十八歳を迎えた若者は、聖なる神殿にて女神の神託を受け、一生を支配する独自の権能を授かる。
ある者は一振りで山を割る『聖剣術』を。
ある者は天変地異を操る『賢者魔法』を。
人々はその力に一喜一憂し、時には世界を救う英雄が、時には国を滅ぼす魔王が誕生した。
かつて、王国の北方を守護した名門中の名門、レガシー騎士家。
彼らは代々、敵軍を恐怖で平伏させる『威圧』や『鉄壁』のスキルを授かり、その勇名は大陸全土に轟いていた。
しかし、栄光は長くは続かない。
不運な戦火と多額の借金――そう“表向きには”語られている。
だが、その裏で何が起きていたのかを知る者は、ほとんどいない。レガシー家の没落は、決して偶然ではなかったのだ。
今やレガシー家は、「謝罪とマナーの安売り」で食いつなぐ没落騎士家へと零れ落ちていた。

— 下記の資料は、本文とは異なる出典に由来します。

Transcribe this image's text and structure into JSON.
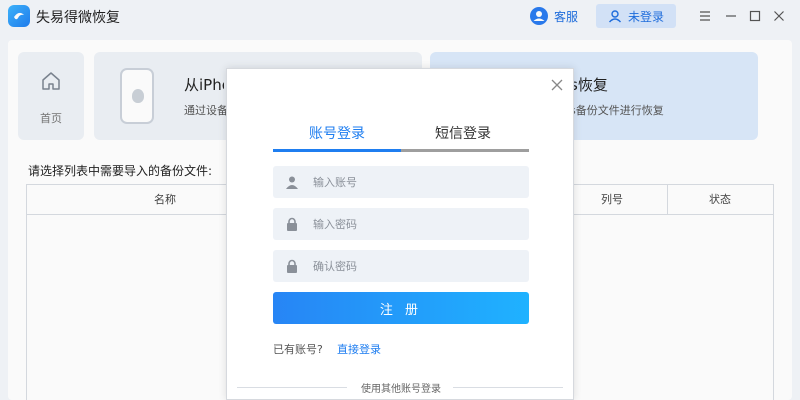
{
  "app": {
    "title": "失易得微恢复",
    "service_label": "客服",
    "login_label": "未登录"
  },
  "main": {
    "home_label": "首页",
    "card_device": {
      "title": "从iPhone",
      "desc": "通过设备"
    },
    "card_itunes": {
      "title": "s恢复",
      "desc": "s备份文件进行恢复"
    },
    "section_label": "请选择列表中需要导入的备份文件:",
    "table": {
      "columns": [
        "名称",
        "列号",
        "状态"
      ]
    }
  },
  "modal": {
    "tabs": [
      {
        "label": "账号登录",
        "active": true
      },
      {
        "label": "短信登录",
        "active": false
      }
    ],
    "fields": {
      "account_placeholder": "输入账号",
      "password_placeholder": "输入密码",
      "confirm_placeholder": "确认密码"
    },
    "register_label": "注 册",
    "have_account": "已有账号?",
    "direct_login": "直接登录",
    "other_login": "使用其他账号登录"
  },
  "colors": {
    "accent": "#1f7ef0",
    "tab_inactive_line": "#9e9e9e",
    "field_bg": "#eef2f7"
  }
}
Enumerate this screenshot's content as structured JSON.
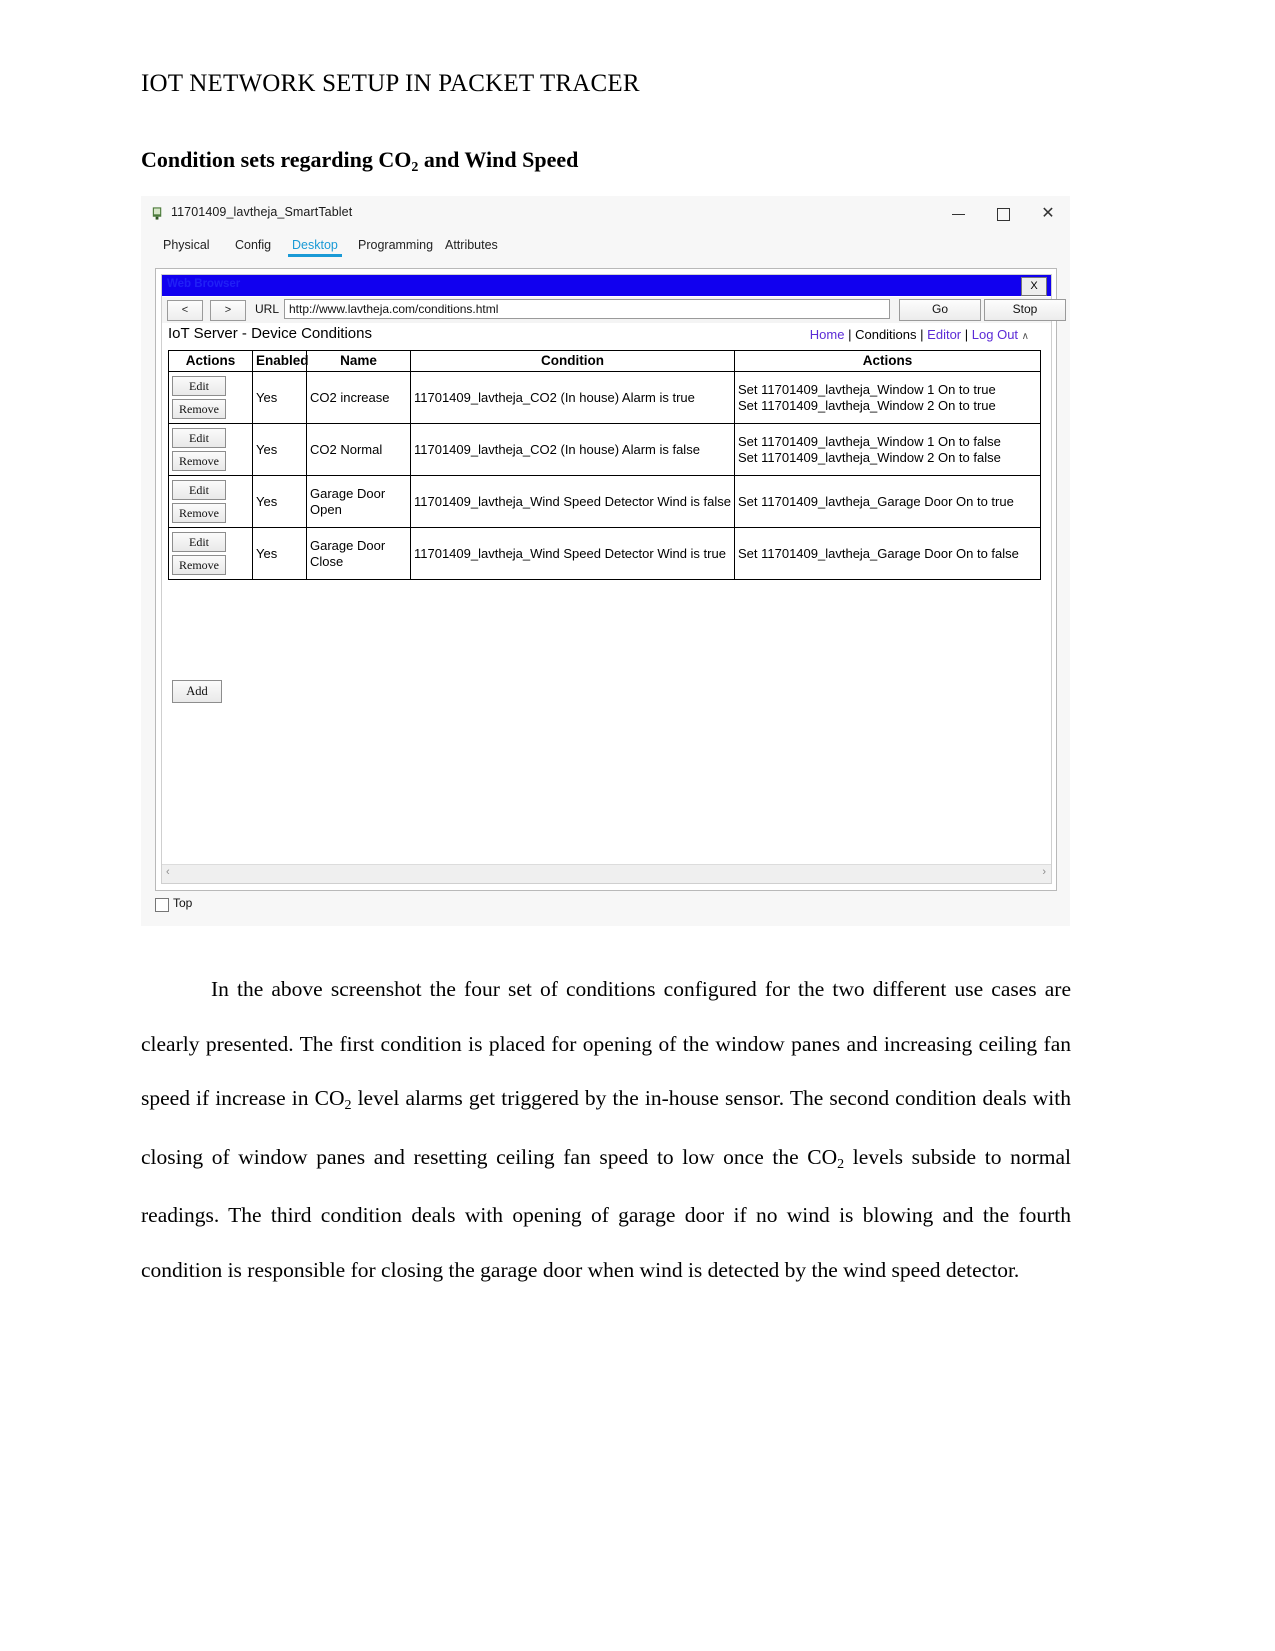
{
  "document": {
    "title": "IOT NETWORK SETUP IN PACKET TRACER",
    "section_heading_before": "Condition sets regarding CO",
    "section_heading_sub": "2",
    "section_heading_after": " and Wind Speed",
    "paragraph_part1": "In the above screenshot the four set of conditions configured for the two different use cases are clearly presented. The first condition is placed for opening of the window panes and increasing ceiling fan speed if increase in CO",
    "paragraph_sub1": "2",
    "paragraph_part2": " level alarms get triggered by the in-house sensor. The second condition deals with closing of window panes and resetting ceiling fan speed to low once the CO",
    "paragraph_sub2": "2",
    "paragraph_part3": " levels subside to normal readings. The third condition deals with opening of garage door if no wind is blowing and the fourth condition is responsible for closing the garage door when wind is detected by the wind speed detector."
  },
  "window": {
    "title": "11701409_lavtheja_SmartTablet",
    "minimize": "–",
    "maximize": "□",
    "close": "✕"
  },
  "device_tabs": [
    {
      "label": "Physical",
      "active": false
    },
    {
      "label": "Config",
      "active": false
    },
    {
      "label": "Desktop",
      "active": true
    },
    {
      "label": "Programming",
      "active": false
    },
    {
      "label": "Attributes",
      "active": false
    }
  ],
  "browser": {
    "title": "Web Browser",
    "close_label": "X",
    "back_label": "<",
    "forward_label": ">",
    "url_label": "URL",
    "url_value": "http://www.lavtheja.com/conditions.html",
    "go_label": "Go",
    "stop_label": "Stop"
  },
  "server_page": {
    "heading": "IoT Server - Device Conditions",
    "links": [
      {
        "label": "Home",
        "current": false
      },
      {
        "label": "Conditions",
        "current": true
      },
      {
        "label": "Editor",
        "current": false
      },
      {
        "label": "Log Out",
        "current": false
      }
    ],
    "link_separator": "|",
    "caret": "∧",
    "table": {
      "headers": [
        "Actions",
        "Enabled",
        "Name",
        "Condition",
        "Actions"
      ],
      "edit_label": "Edit",
      "remove_label": "Remove",
      "rows": [
        {
          "enabled": "Yes",
          "name": "CO2 increase",
          "condition": "11701409_lavtheja_CO2 (In house) Alarm is true",
          "actions": "Set 11701409_lavtheja_Window 1 On to true\nSet 11701409_lavtheja_Window 2 On to true"
        },
        {
          "enabled": "Yes",
          "name": "CO2 Normal",
          "condition": "11701409_lavtheja_CO2 (In house) Alarm is false",
          "actions": "Set 11701409_lavtheja_Window 1 On to false\nSet 11701409_lavtheja_Window 2 On to false"
        },
        {
          "enabled": "Yes",
          "name": "Garage Door Open",
          "condition": "11701409_lavtheja_Wind Speed Detector Wind is false",
          "actions": "Set 11701409_lavtheja_Garage Door On to true"
        },
        {
          "enabled": "Yes",
          "name": "Garage Door Close",
          "condition": "11701409_lavtheja_Wind Speed Detector Wind is true",
          "actions": "Set 11701409_lavtheja_Garage Door On to false"
        }
      ],
      "add_label": "Add"
    },
    "scroll_left": "‹",
    "scroll_right": "›",
    "scroll_down": "∨"
  },
  "footer": {
    "top_label": "Top"
  },
  "colors": {
    "tab_active": "#1a9ad6",
    "browser_titlebar": "#1100ef",
    "link": "#5b2bd6"
  }
}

「この儀式に、我が家の再興……いや、明日の米代がかかっているんだ」
レガシー家最後の中嫡男、ヴォルガッシュは神殿の冷たい床に膝をつき、必死に祈りを捧げていた。
彼が望むのはただ一つ。家訓を体現し、敵を圧倒的な力で屈服させる権能。
だが、運命の女神は――あるいは彼自身の極度の緊張は、あまりに数奇な悪戯を用意していた。
これが、後に世界中の騎士から「最悪の再来」と恐れられ、伝説の神竜に「鼻栓」を検討させた、一人の男の物語である。
――そしてその物語は、十八歳の儀式の日。
彼が“人生最大の聞き間違い”を犯す瞬間から始まる。